A city stroll or a downtown walk often leads to an unexpected grasp of mundane implications and glamorous accomplishments. When I see the splendour of human activity and technology pace, I get dissuaded by the amount of resultant waste that flow beneath the imposing façade of progress. When I look around to enjoy the beauty that the world offers, the weight of my eyelids pulls down my stare to some slush in the canal and my rhinitis draws the stench of garbage towards my nostrils. It’s the price of progress.

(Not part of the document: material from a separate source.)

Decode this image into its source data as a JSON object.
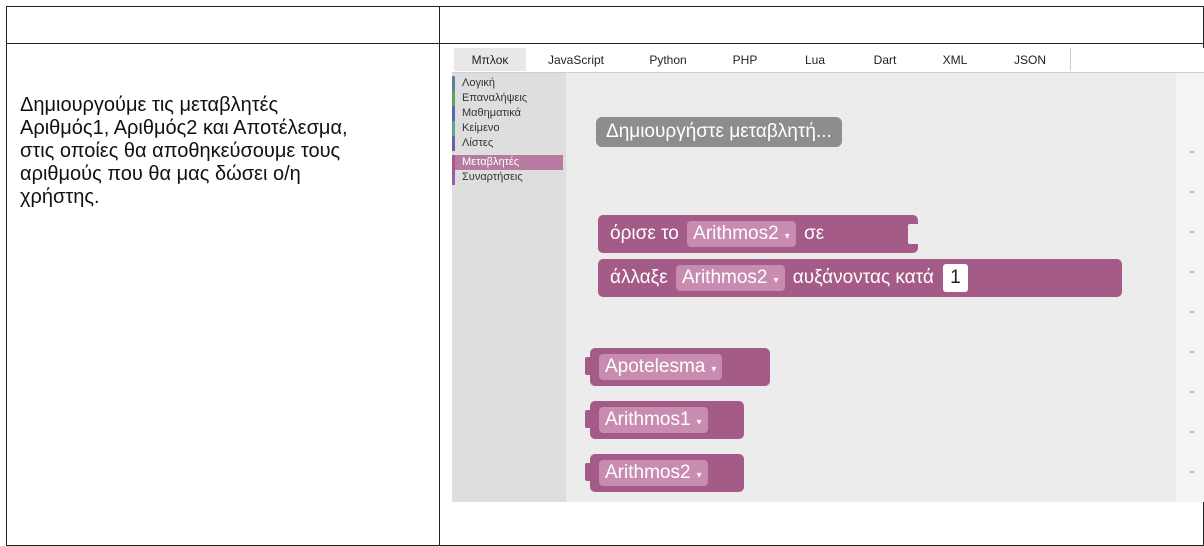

And it could really be a price indeed. What with the new technology developed by N-Viro International Corporation. Bio-organic wastes such as wastewater sludge and unwanted solids could be upcycled into alternative energy. N-Viro’s patented technologies, which has been very successfully licensed throughout US and internationally, processes wastewater biosolids using certain alkaline waste from coal combustion electric generation, cement and lime production and turn these into opportunity fuels such as biomineral agricultural and soil enrichment products with real market value, generating sales exceeding $40 million since the last quarter of 1993. By stabilizing waste thru pasteurization and complete disinfection, such leftover residuals are transformed from unsightly environmental threat to renewable energy source.

View N-Viro Video
Now, the good news is that N-Viro International Corporation is going full scale by licensing its innovative technology to municipalities and even private companies. Their safe and efficient suite of green technologies harmonize each other through a unique concept of transforming waste products into a beneficial fertilizer or ultimately creating N-Viro Fuel, the so called ‘clean coal’, a renewable alternative fuel perfectly synergistic with the coal combustion industry.